Here is the information from OASIS Q&As

[Q&A ADDED & EDITED 9/09; Previously CMS OCCB 01/09 Q&A #5]

Q15.1. My patient was released from the hospital and needed an injection that evening. The case manager was unavailable and planned to resume care the following day. Could the on call nurse visit and give the injection before the resumption of care assessment is done? Is there a time frame in which care (by an LPN or others) can be provided prior to the completion of the ROC assessment?

A15.1. There are no federal regulatory requirements that prevent an LPN from making the first visit to the patient when resuming care after an inpatient facility stay, but there must be physician orders for the services/treatments provided during that visit. It is not required that the ROC comprehensive assessment be completed on the first visit following the patient’s return home. OASIS guidance states that the Resumption of Care comprehensive assessment must be completed within 2 calendar days after the patient’s return from the inpatient facility. The clinician that completes the ROC comprehensive assessment must be an RN, PT, OT or SLP.

In the case of an unknown hospitalization, a LPN/LVN, aide, or PTA etc makes a regularly scheduled visit and finds that the patient has had a hospitalization meeting the criteria for transfer, calls the agency and reports the hospitalization. The orders you have for the episode are still valid orders after an inpatient admission, so if that regularly scheduled visit has orders that visit is still billable.
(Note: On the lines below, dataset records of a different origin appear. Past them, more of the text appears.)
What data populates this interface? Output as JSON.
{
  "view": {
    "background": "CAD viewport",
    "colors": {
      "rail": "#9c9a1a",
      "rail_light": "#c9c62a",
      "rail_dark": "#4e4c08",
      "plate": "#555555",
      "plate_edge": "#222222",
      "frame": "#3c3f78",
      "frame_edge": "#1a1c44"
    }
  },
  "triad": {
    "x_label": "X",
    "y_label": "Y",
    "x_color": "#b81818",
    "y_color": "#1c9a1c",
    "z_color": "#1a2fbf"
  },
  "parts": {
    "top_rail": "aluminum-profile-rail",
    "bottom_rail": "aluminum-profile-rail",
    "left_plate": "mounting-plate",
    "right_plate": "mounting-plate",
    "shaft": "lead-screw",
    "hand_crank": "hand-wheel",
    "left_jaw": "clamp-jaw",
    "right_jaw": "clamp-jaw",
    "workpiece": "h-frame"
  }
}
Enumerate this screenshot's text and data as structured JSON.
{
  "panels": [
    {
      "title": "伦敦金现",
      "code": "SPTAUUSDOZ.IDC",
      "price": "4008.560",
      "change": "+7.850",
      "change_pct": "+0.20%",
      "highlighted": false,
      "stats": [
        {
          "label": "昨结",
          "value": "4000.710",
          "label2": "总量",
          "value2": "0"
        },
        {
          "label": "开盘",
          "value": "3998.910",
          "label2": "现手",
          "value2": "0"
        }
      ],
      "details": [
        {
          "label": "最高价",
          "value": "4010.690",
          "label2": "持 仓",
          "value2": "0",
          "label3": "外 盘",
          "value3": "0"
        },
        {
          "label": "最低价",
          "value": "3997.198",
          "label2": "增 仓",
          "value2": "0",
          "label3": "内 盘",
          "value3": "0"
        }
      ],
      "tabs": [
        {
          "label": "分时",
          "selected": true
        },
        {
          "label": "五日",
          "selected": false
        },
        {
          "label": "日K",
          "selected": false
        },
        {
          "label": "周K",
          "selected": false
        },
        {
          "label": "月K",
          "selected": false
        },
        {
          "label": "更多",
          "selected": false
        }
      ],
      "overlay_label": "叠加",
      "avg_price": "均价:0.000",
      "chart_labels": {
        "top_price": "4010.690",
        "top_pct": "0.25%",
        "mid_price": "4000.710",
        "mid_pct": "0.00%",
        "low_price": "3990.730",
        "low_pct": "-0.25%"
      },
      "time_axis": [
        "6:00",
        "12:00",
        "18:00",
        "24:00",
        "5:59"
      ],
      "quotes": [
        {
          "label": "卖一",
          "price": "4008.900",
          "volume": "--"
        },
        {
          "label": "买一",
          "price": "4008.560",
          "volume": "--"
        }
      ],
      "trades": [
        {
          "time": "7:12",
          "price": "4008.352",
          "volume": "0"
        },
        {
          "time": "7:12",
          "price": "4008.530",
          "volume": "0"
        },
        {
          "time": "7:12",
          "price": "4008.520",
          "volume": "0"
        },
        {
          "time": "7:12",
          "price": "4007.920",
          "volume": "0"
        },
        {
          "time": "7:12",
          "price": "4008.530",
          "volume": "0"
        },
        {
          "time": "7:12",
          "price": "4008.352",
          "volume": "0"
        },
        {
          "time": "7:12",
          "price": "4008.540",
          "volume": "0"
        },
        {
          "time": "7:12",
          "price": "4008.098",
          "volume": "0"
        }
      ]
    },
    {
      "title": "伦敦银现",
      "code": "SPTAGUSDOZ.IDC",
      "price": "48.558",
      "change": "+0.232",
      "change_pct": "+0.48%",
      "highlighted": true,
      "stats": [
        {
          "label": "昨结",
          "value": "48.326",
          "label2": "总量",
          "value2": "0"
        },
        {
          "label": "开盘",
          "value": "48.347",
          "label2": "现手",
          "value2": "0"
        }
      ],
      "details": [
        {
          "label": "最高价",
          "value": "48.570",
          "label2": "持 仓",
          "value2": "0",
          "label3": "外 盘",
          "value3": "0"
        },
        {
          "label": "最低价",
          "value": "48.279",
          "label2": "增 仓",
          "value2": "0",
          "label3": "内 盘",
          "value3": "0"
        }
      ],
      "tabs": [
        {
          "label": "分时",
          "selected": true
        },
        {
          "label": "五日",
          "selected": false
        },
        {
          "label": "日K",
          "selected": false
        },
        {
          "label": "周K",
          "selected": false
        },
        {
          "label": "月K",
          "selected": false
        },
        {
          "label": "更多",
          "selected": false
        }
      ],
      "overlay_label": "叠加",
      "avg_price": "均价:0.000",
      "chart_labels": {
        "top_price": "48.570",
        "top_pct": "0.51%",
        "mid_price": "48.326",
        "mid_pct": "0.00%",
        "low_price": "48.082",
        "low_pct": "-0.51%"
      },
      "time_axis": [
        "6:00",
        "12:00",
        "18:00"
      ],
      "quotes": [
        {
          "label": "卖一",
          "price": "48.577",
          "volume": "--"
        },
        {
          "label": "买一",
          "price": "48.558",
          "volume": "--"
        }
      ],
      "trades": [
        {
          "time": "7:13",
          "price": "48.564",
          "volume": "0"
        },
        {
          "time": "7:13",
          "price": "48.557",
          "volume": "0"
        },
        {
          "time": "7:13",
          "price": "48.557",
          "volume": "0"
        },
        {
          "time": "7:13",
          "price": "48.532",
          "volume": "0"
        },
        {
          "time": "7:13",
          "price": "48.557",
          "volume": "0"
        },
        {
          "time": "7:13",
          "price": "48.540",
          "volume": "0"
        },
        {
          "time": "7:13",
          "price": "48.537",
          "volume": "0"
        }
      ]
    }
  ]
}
That visit date is also the date placed in M0032. The qualified clinician has 2 days from the point of acquiring the knowledge of the hospitalization to complete the transfer and the ROC assessments. M0090 is the date the assessment was actually completed.

April 26, 2011

Major improvement or decline require a follow-up assessment

Question: Let’s say that I did a recert on 4/11/2011 and then the patient had an outpatient mastectomy 4/12/2011.  I went to see her on 4/13/2011, which was the first day of her recert. Would this visit be considered a SCIC or can we do as a regular visit and a telephone order for the orders of the mastectomy care?

Lisa says: A follow-up assessment is required for a major improvement or decline in condition, but your policy defines  major improvement or decline. You must complete another follow-up assessment if the circumstances meet your policy. 

April 5, 2011

Episode dictates restart of therapy counts

Question: Does the therapy count start over if a patient is admitted to the hospital? Since new therapy evaluations are completed after the post-hospital visit (resumption of care), would a new count begin at this point?
Lisa says:This has to do with the number of therapy visits per episode. The count does not start over after a hospitalization unless you’re in a new episode.
March 23, 2011

HHQI data reports are now available

The January 2011 HHQI reports for ACH and Oral Medications are now available online  These reports provide a look into the potential causative factors of ACH rates and also focus on M2020.
The reports are available in PDF, CSV, XML, MHTML, Excel, TIFF, and Word.
Here is how to get to the data:

1. Go to the HHQI Web site, www.homehealthquality.org

2. Click on the Quick Link (right side) for “HHQI Data Access System.” This will lead you to a secure website.
3. Log in with your username and password.